Monday, October 03, 2005

Can't believe how strange it is to be anything at all...

Hello October,
and hello unloved blog. I've been so busy lately that I didnt even think to write in this thing. The eternal struggle between living life and writing about it. The former always wins. I've been working a lot on the campaign, and with a month to go I can't wait to see it end. I'm totally exhausted, but my bosses really don't get that Im a student as well as their bitch. 24 hours a week is really unmanageable. I'm getting to be really pathetic when the highlight of my week is getting to sleep til 9 on thursdays. Woot. Come on November 8th, dont keep me waiting.

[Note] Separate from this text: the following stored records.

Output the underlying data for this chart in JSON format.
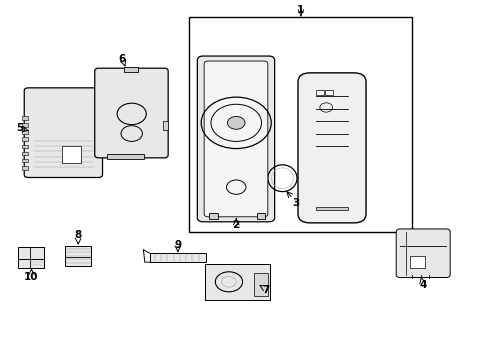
{
  "background_color": "#ffffff",
  "line_color": "#000000",
  "fig_width": 4.89,
  "fig_height": 3.6,
  "dpi": 100
}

Classes are ok, to be honest I hardly know whats happening in them. I'm keeping up, i think, i feel a little overwhelmed in my graduate course, just because I don't feel as smart as the rest of the people in it, and I'm not. They are pretty much all going for their 2nd or 3rd masters degrees, and im still undergrad. I need to read more closely I think...ive never thought so critically before and Im just not used to it.
Showgirls Movie Night was yesterday. It once again proves itself as being awesomely bad, as it was a big hit. You really just can't beat it.
The only think that has bothered me lately is my overwhelming feeling of nothing. Im not amazingly happy or terribly sad. I just am. And i don't much care for it. I have no one to crush on, which shouldnt seem like a big deal, but to have the thought of a person, even if its only a thought, makes me cheerful. To see them or think about seeing them or talk to them usually makes my day. And I don't have that at all right now. I should really be used to this by now. Not that I should be complaining at all. I have so many things that others don't have, but id really like to feel some sort of anything. Blah to me and my whining. Moving on..
Besides being so busy I can't breathe, I love being at school. I push all thoughts of leaving to the back of my mind. I don't know where I'm going after this, but I'm sure it's gonna be ok no matter what. I have faith in something, though its definition is not clear.